Буйда Юрий Васильевич: Рассказы - Буйда Юрий Васильевич 10 стр.


Наконец со вздохом сказала:

– Ты тут, Иван, ни при чем. Все дело во мне. Как родилась некрасивой, так бабки и нагадали: у этой либо вовсе детей не будет, либо родятся жидкие да хлипкие. Вот и получилось: хлюп да хлюп.

Соломенцев соскочил с кровати и развернул ее к себе вместе со стулом.

– Глупости. Набери-ка в таз воды. Холодной, из колодца.

Она безропотно подчинилась.

Соломенцев поставил ее голышом в таз, намылил губкой с ног до головы, облил такой же ледяной водой из большого кувшина и, завернув в махровую простыню, уложил в постель. Ошеломленная

Машка даже рта не успела открыть, как ее с головой накрыла волна сна.

Утром Соломенцев бережно подвел ее к высокому зеркалу и торжественно предъявил ей – ее.

– И что? – испуганным шепотом спросила Машка.

– Посмотри на свою грудь.

Машка посмотрела.

– А теперь на живот.

Машка посмотрела.

– Повернись боком. Смотри в зеркало.

Не соображая, сон это или явь, она послушно пялилась на себя в зеркало.

– Бедра! А теперь взгляни на колено! Поняла?

Она уныло кивнула.

– Только я замерзла немножко…

– Вот теперь иди ко мне.

Он крепко обнял ее, и ее вдруг бросило в жар.

– Вот теперь поняла, – проговорила она заплетающимся языком. -

Боже ж ты мой, ты мой Боже… Неужели нет никого краше меня?

Он ответил именно так, как ей больше всего хотелось.

Потом еще раз.

Весной, когда бурлящая темная вода поднималась почти до самого гребня дамбы, Соломенцева и Машку мучили темные предчувствия.

– Ну как ты с ним справишься в воде? – втихомолку глотая слезы, говорила она. – И какая она будет? Рыба? Змей? Восьминог рогатый?

Иван хмуро отмалчивался.

– Сам же говорил: служба – сорок дней! – уже в голос ревела

Машка. – Оно тебя проглотит – не подавится!

Однако оба понятия не имели, чего боятся и какое чудовище может вдруг возникнуть в диких весенних водах, омывающих городок.

– Весной добро не отличить от зла, – говорил Соломенцев. -

Это-то и страшит. Воздух, вода, мысли – все взволновано и смешано, и как тут быть?

– Переждать…

– Я должен искупить… – Язык плохо повиновался ему. – Почему-то ведь я родился таким… и башмаки… Не понимаю!

Пасмурным субботним полднем он вдруг быстро собрался и бросился к реке.

Машка вскочила на велосипед, но с полдороги вернулась.
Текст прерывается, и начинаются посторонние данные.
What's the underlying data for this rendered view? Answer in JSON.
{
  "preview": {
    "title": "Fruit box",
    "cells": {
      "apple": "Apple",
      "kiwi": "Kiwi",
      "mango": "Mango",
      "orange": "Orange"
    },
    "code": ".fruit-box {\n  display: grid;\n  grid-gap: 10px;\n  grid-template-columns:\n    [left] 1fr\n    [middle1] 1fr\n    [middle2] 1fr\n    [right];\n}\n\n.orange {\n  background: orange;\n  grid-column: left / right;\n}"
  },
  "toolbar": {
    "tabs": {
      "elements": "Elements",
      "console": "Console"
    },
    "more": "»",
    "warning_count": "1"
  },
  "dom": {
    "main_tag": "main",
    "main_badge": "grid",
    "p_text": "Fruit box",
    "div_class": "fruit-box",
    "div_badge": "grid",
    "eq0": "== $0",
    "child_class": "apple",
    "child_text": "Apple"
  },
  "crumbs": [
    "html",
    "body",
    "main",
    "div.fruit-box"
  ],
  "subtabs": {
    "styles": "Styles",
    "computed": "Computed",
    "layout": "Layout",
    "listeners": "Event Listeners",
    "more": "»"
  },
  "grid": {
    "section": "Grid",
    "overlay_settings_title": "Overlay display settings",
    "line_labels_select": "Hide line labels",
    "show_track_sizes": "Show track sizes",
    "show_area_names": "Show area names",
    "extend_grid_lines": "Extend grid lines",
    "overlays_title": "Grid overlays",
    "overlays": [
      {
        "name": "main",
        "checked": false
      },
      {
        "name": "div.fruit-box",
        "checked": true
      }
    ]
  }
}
Завернула стальные башмаки в тряпицу, которую завязала прочным узлом, и только после этого помчалась вдогонку за Иваном.

Выскочив на гребень дамбы, она тотчас увидела его: раздевшись донага, он высоко подпрыгнул и скрылся в глубине темно-свинцовых вод, изрытых вспененными водоворотами.

– Да вон он где, – сказал неслышно подошедший сзади дед Муханов, указывая желтым пальцем на мелькавшую среди бурунов точку. -

Если щук попадется, еще ничего, а щука точно откусит…

– Убери палец, – процедила сквозь зубы Машка, – не то я тебе его по самую жопу откушу. Понял?

Дед закурил сигарету, набитую черным грузинским чаем высшего сорта, и удалился с независимым видом, хотя на лице у него была написана речь минут на десять, состоящая из цензурных многоточий и восклицательных знаков.

Сцепив зубы и не отрывая взгляда от грязных вод, Машка ждала.

Сзади что-то звякнуло: это Буяниха нечаянно задела ногой узелок со стальными башмаками, валявшийся рядом с велосипедом. На гребне дамбы молча ждали чего-то тысячи людей, не отрывавшие взгляда от разлившейся реки.

Наступила ночь, но люди не расходились. Никто не заговаривал с

Машкой, а она почему-то боялась привычным лаем разогнать зевак, чтобы в одиночестве дождаться рассвета. Присев на корточки, она уснула, успев напоследок подумать: "Если утром на дамбе никого не останется, значит, он не вернется".

Открыв глаза с первым лучом солнца, она долго не решалась обернуться, но все же пересилила страх. Тысячи людей по-прежнему стояли плотной массой на гребне дамбы, хмуро наблюдая за обманчиво жидким веществом воды, способным поглотить любую вещь, любого человека, проломить любую преграду – стену ли, жалкую ли женскую мечту о любви или несметное воинство ангельское…

– Вот он! – крикнул вдруг дед Муханов.

Мужчины бросились к воде и вытащили на берег совершенно обессилевшего, с кровоточащим боком Соломенцева, мертвой хваткой вцепившегося в бревно и с ног до головы покрытого чьей-то чешуей, яркой медью блиставшей под солнцем. Оторвав его кое-как от бревна и укутав одеялами, Ивана Алексеевича бегом понесли в больницу.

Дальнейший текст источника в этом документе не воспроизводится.